If you’ve spent any time in a computer chat room, that come-hither query has no doubt slithered across your screen. It is, of course, an invitation to partake in some online lovin’.

To the uninitiated, computer sex might seem almost unfathomable, but the mechanics are really quite simple. Two people meet online, often in a chat room. Polite banter segues into pillow talk and then heads into even raunchier terrain. One zipper opens, then the other. Hands begin to slide south. A click here, a squeeze there, and consummation—of a sort—is theirs, without ever having touched, smelled, or seen one another. All that remains is to grab a tissue and log off.

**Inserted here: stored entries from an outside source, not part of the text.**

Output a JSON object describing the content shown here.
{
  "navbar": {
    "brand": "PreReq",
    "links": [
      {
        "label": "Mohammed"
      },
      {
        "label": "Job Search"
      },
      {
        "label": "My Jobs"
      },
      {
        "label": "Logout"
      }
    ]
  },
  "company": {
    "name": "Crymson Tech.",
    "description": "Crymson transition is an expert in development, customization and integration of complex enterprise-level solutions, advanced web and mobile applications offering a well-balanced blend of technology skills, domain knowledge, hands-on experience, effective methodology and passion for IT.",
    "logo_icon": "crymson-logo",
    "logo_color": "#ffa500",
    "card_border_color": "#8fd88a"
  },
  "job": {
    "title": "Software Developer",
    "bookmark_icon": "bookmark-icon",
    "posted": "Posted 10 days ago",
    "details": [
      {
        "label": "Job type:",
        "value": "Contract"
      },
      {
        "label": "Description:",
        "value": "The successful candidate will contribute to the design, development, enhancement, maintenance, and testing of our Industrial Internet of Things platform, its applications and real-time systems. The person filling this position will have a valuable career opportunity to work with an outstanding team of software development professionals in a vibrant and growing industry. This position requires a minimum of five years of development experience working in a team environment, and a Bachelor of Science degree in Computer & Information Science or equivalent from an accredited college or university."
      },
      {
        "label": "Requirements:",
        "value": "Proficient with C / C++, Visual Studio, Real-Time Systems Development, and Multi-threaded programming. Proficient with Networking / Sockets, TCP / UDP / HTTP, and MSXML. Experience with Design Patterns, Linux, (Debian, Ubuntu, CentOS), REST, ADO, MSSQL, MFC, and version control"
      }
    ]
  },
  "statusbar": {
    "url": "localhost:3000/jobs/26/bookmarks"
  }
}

Among the electronic lemmings whiling away lusty hours online are a growing number of married men and women. To them, sex via computer seems almost heaven-sent, a way to indulge extramarital fantasies without the accompanying guilt—the sexual equivalent of Olestra, if you will. As one cybersexer puts it, “If you plan never to meet the person, what is wrong with a little spice?”

The phenomenon is new enough that most moral abriters—media, religious, or academic—don’t really offer much in the way of guidance. But truth be told, extramarital cybersex has more in common with real-life adultery than with an evening of adult videos. Therapists, clergymen, and divorce lawyers report that cybersex is generating its share of marital carnage, and unlike other anonymous encounters, cybersex is interactive, and often spans hours, if not days—much like a flesh-and-blood fling.

But left to their own devices, cybersexers are generating more RPMs (rationalizations per minute) than a CD-ROM. For the inhibited and the unhappy, Internet intercourse is the perfect procrastination device. It yields enough emotional and physical distraction to help you put off (for now) dealing with the painful deficiencies of your offline love life, without any of those awkward moments associated with meeting new people. And it’s an especially popular route to the libido in Washington, which, after all, has more computers and Internet accounts per genita than anywhere else in the nation.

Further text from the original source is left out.